You can't defy the laws of project management
You can't defy the laws of project management

Tuesday 6 January 2015

Another Project War Story - Managing Aggressively Led Business Projects

 As an IT Project Manager you are asked to take control for the delivery of a project which has seemingly already been defined by the business sponsor or business team. As you apply your professional approach to project initiation and specifically, start to undertake some due diligence you find out pretty quickly that all is not well. 

Then comes the challenge to meet with the business to explain that despite their seemingly good work to date and  enthusiasm to get things moving there is a whole set of issues that need to be properly addressed if the project is to be successfully delivered.
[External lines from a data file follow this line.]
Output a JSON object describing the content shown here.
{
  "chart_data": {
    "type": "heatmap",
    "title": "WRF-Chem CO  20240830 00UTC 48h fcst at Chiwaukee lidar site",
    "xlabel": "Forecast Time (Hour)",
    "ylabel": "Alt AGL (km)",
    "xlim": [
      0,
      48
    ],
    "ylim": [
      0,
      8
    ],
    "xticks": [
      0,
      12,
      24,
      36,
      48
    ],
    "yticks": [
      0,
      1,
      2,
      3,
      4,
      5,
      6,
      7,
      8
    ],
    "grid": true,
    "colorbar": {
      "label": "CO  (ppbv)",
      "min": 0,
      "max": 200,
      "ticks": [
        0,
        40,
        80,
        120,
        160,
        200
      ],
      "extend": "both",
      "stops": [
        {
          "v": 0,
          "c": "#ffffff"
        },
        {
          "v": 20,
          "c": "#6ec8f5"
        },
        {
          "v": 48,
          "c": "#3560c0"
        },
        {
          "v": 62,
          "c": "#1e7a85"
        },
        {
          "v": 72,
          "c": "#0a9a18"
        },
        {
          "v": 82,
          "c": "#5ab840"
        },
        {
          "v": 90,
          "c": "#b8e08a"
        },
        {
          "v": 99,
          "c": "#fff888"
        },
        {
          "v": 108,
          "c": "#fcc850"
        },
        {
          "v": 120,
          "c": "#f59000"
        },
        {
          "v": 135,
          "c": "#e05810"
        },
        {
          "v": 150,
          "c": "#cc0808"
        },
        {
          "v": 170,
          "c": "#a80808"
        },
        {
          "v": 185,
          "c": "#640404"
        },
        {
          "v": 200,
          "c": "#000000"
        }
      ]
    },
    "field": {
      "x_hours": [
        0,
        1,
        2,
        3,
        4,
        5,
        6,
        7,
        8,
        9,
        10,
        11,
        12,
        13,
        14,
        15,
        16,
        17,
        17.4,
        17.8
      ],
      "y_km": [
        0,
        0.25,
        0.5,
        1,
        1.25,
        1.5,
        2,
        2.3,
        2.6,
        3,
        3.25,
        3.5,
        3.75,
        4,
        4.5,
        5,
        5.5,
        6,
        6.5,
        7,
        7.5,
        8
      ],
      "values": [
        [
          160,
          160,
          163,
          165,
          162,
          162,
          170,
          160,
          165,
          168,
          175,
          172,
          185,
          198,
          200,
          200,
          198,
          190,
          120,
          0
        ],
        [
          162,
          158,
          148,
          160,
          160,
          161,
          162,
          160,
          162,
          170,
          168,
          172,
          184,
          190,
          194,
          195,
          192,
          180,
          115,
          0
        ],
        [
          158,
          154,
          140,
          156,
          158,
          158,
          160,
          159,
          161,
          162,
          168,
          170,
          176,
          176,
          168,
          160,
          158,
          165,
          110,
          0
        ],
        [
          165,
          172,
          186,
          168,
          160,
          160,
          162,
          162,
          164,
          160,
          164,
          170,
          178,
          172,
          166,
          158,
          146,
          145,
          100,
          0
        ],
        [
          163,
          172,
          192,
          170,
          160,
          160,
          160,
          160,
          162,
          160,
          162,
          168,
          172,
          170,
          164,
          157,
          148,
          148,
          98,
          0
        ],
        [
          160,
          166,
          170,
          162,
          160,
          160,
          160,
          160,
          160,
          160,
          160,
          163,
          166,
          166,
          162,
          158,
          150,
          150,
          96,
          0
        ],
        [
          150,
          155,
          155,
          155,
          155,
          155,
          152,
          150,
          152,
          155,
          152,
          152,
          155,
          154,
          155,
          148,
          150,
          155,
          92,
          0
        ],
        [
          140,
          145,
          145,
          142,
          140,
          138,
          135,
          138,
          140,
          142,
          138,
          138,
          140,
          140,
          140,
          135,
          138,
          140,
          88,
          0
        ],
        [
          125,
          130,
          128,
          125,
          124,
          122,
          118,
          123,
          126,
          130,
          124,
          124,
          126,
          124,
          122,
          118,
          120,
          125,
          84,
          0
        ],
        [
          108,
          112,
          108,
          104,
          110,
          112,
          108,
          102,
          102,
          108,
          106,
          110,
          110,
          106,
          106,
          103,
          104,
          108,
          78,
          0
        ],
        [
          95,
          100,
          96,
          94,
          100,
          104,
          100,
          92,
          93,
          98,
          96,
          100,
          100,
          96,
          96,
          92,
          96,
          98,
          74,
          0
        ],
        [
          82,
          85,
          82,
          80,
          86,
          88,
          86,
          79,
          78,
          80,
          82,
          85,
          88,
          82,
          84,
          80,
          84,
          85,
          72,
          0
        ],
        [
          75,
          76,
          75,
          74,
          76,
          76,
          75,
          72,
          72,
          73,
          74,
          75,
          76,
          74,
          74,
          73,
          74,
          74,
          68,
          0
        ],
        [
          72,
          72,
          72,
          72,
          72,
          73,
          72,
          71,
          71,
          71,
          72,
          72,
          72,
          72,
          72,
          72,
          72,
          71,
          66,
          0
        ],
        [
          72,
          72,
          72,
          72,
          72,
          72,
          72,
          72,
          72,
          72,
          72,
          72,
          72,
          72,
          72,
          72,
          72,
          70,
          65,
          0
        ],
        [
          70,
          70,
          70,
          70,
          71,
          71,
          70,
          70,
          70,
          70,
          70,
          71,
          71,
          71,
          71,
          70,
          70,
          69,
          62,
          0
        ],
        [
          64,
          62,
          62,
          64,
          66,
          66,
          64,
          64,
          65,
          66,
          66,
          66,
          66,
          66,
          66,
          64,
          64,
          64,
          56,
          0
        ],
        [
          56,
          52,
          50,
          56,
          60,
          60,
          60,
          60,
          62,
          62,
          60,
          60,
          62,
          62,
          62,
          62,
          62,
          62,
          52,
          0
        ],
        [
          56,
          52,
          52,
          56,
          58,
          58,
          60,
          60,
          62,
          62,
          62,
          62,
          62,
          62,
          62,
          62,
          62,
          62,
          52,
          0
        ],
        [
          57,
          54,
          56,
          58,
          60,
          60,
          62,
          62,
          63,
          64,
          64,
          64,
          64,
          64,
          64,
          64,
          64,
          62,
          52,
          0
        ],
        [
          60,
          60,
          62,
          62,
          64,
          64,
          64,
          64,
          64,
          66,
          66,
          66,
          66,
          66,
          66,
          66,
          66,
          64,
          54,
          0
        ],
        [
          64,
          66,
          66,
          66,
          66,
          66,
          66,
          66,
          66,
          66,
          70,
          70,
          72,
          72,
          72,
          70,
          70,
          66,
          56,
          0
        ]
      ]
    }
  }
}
Common Problems that the Business Team fail to Identify:

·        Role of a sponsor: set out for the sponsor how they will support the project through the various project  stages
·        Establish an appropriate procurement contract with the supplier and ensure references are taken and ideally site visits are made to customers who are working with a similar solution  
·        Identify and name the available business and IT resources required to deliver all stages of the project
·        Create a solution architecture document which will act as a ‘blueprint’ and allow all IT partners to understand their role in the delivery of the solution
·        Invest in detailed requirements gathering workshops which will include the key business users and the suppliers both external and internal. Ensure the sponsor is involved in the gap analysis workshop so that key decisions can be made about delivery options
·        Commit time to documenting business processes
·        Run business led roadshows or conference room pilots to ‘socialise’ the emerging solution and to build user commitment across your organisation

The above guidance is most applicable in organisations where the business teams are driving projects and where the IT department is being treated as an internal supplier. Although I would always advocate that the business owns the project they must do so with due respect to the support and guidance being provided by the IT department.